Hoje, no "Público", alguém tratou de barbárie aquilo em que se tornou, em tantos casos, o ritual das praxes académicas.

Ao atravessar, esta manhã, o jardim da Praça da República, e ao ouvir os cantos e as palavras de ordem de alguns estudantes que as capas negras pastoreavam, com a seriedade dos grandes momentos, mas pacificamente, não pude deixar de encontrar naquela opinião um certo exagero.

É verdade que as tradições, por muito veneráveis que sejam, correm sempre o risco de degenerarem por influência dum meio que já não tem nada a ver com o espírito que presidiu à sua origem. O ritual de passagem, hoje, pode estar a ser desviado para uma comédia do senhor e do escravo.

Muita gente abomina a personalidade dos grupos, que pode chegar ao exclusivismo. Mas apesar dos abusos, que será sempre necessário corrigir e que, em primeiro lugar, devem suscitar a revolta dos "caloiros", não vejo muitos outros antídotos à atomização consumista e à massificação.

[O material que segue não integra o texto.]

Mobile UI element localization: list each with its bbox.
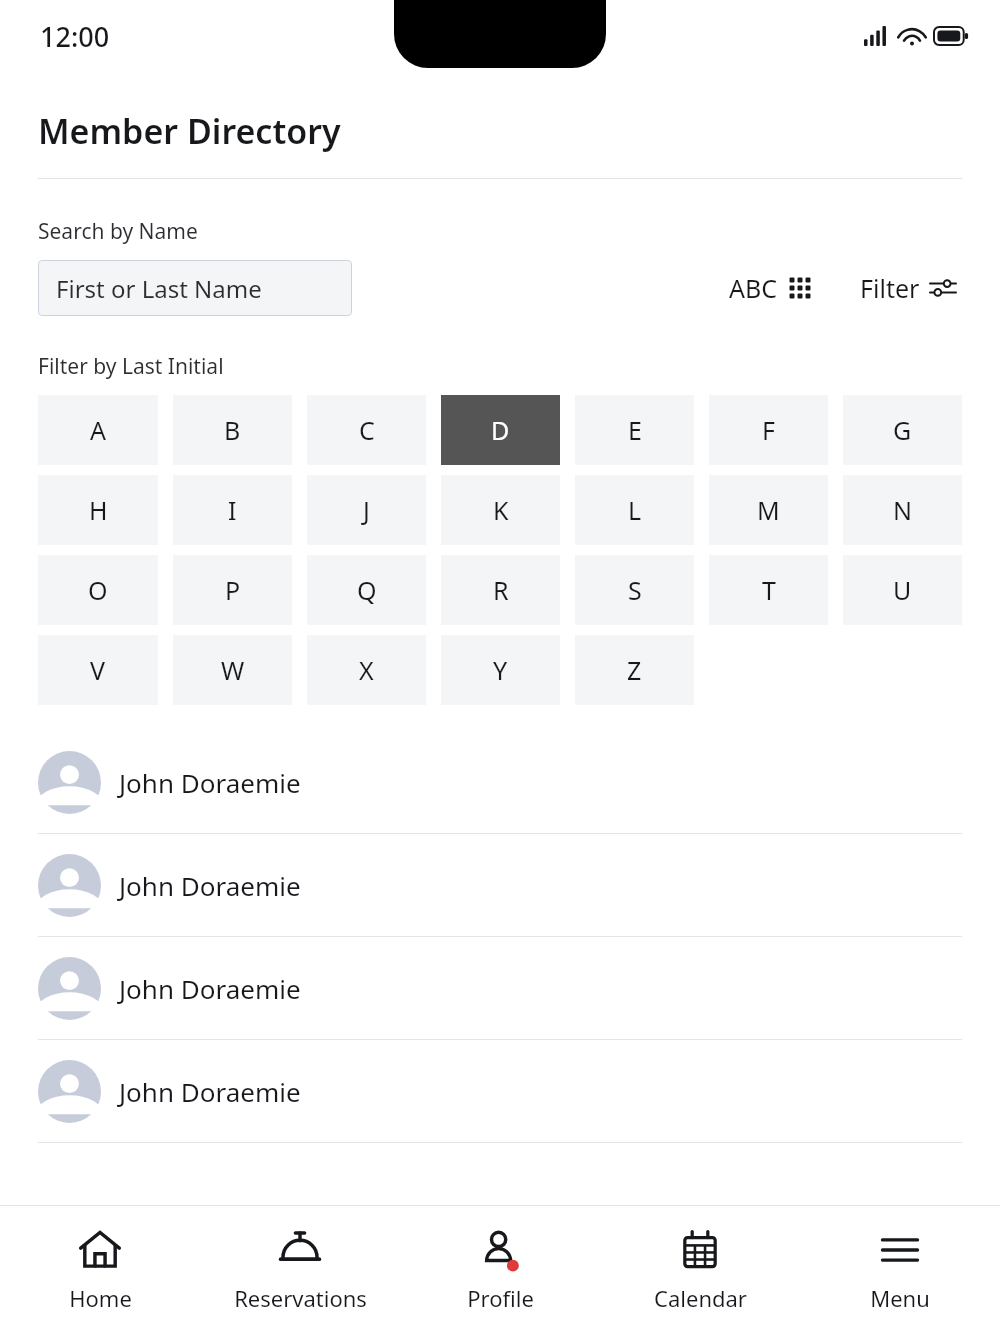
- button[interactable]: Z: [575, 635, 694, 705]
- staticText: R: [493, 573, 509, 607]
- staticText: Z: [627, 653, 642, 687]
- staticText: Q: [357, 573, 377, 607]
- button[interactable]: I: [173, 475, 292, 545]
- staticText: John Doraemie: [119, 765, 301, 800]
- staticText: Profile: [467, 1283, 534, 1313]
- staticText: Calendar: [654, 1283, 747, 1313]
- button[interactable]: S: [575, 555, 694, 625]
- staticText: Member Directory: [38, 108, 341, 154]
- staticText: C: [359, 413, 375, 447]
- staticText: K: [493, 493, 509, 527]
- staticText: B: [224, 413, 241, 447]
- staticText: M: [757, 493, 780, 527]
- staticText: Home: [69, 1283, 132, 1313]
- staticText: N: [893, 493, 913, 527]
- button[interactable]: ABC: [723, 263, 818, 313]
- button[interactable]: P: [173, 555, 292, 625]
- staticText: John Doraemie: [119, 971, 301, 1006]
- button[interactable]: Calendar: [600, 1206, 800, 1334]
- button[interactable]: C: [307, 395, 426, 465]
- button[interactable]: Reservations: [200, 1206, 400, 1334]
- staticText: L: [628, 493, 642, 527]
- staticText: O: [88, 573, 108, 607]
- staticText: First or Last Name: [56, 272, 262, 305]
- staticText: F: [762, 413, 775, 447]
- button[interactable]: D: [441, 395, 560, 465]
- staticText: W: [221, 653, 245, 687]
- button[interactable]: B: [173, 395, 292, 465]
- staticText: A: [90, 413, 106, 447]
- staticText: G: [893, 413, 912, 447]
- button[interactable]: N: [843, 475, 962, 545]
- staticText: ABC: [729, 271, 778, 305]
- button[interactable]: F: [709, 395, 828, 465]
- button[interactable]: W: [173, 635, 292, 705]
- staticText: 12:00: [40, 18, 110, 55]
- button[interactable]: X: [307, 635, 426, 705]
- button[interactable]: L: [575, 475, 694, 545]
- staticText: Search by Name: [38, 217, 198, 246]
- button[interactable]: A: [38, 395, 158, 465]
- staticText: H: [89, 493, 108, 527]
- staticText: P: [225, 573, 241, 607]
- staticText: S: [628, 573, 642, 607]
- button[interactable]: John Doraemie: [38, 1040, 962, 1142]
- button[interactable]: K: [441, 475, 560, 545]
- button[interactable]: U: [843, 555, 962, 625]
- button[interactable]: J: [307, 475, 426, 545]
- button[interactable]: E: [575, 395, 694, 465]
- button[interactable]: Home: [0, 1206, 200, 1334]
- button[interactable]: G: [843, 395, 962, 465]
- button[interactable]: M: [709, 475, 828, 545]
- staticText: Filter: [860, 271, 920, 305]
- button[interactable]: Profile: [400, 1206, 600, 1334]
- staticText: X: [359, 653, 374, 687]
- button[interactable]: O: [38, 555, 158, 625]
- staticText: Filter by Last Initial: [38, 352, 224, 381]
- staticText: D: [491, 413, 510, 447]
- button[interactable]: Menu: [800, 1206, 1000, 1334]
- button[interactable]: First or Last Name: [38, 260, 352, 316]
- button[interactable]: John Doraemie: [38, 834, 962, 936]
- staticText: T: [762, 573, 776, 607]
- staticText: John Doraemie: [119, 1074, 301, 1109]
- staticText: V: [90, 653, 106, 687]
- button[interactable]: T: [709, 555, 828, 625]
- staticText: Menu: [870, 1283, 930, 1313]
- staticText: U: [893, 573, 912, 607]
- button[interactable]: John Doraemie: [38, 731, 962, 833]
- button[interactable]: R: [441, 555, 560, 625]
- button[interactable]: H: [38, 475, 158, 545]
- button[interactable]: Q: [307, 555, 426, 625]
- staticText: I: [228, 493, 237, 527]
- button[interactable]: Y: [441, 635, 560, 705]
- button[interactable]: John Doraemie: [38, 937, 962, 1039]
- staticText: J: [363, 493, 370, 527]
- staticText: John Doraemie: [119, 868, 301, 903]
- staticText: Reservations: [234, 1283, 367, 1313]
- staticText: E: [628, 413, 642, 447]
- button[interactable]: Filter: [854, 263, 962, 313]
- button[interactable]: V: [38, 635, 158, 705]
- staticText: Y: [493, 653, 508, 687]
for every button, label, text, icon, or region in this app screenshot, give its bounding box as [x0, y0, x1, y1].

Nisto de tradições, de resto, quem pode decidir quais são as boas ou as más raízes?


Gaia (José Ames)

segunda-feira, 2 de outubro de 2006

LA LIBERTÉ


www.hammergallery.com/.../Steber/Steber_Bill.htm

"O prisioneiro, ignorando a sua prisão, está em sua casa."

Emmanuel Lévinas


Um homem pode sentir-se preso neste planeta e até na sua galáxia, se a pudesse conhecer mesmo de longe.

Por outro lado, nenhum cubículo o impedirá de se sentir livre e parte do mistério que o cerca.

Mas digam-lhe que ele é prisioneiro dos seus hábitos e das leis sociais, e logo ele sentirá que ter de comer todos os dias ou ter de respeitar a proibição do fumo é uma prisão.

A necessidade de se sentir em casa, porém, é mais forte do que o espírito inquisitivo, e ele fechará os olhos a tudo o que for preciso para se sentir chez soi.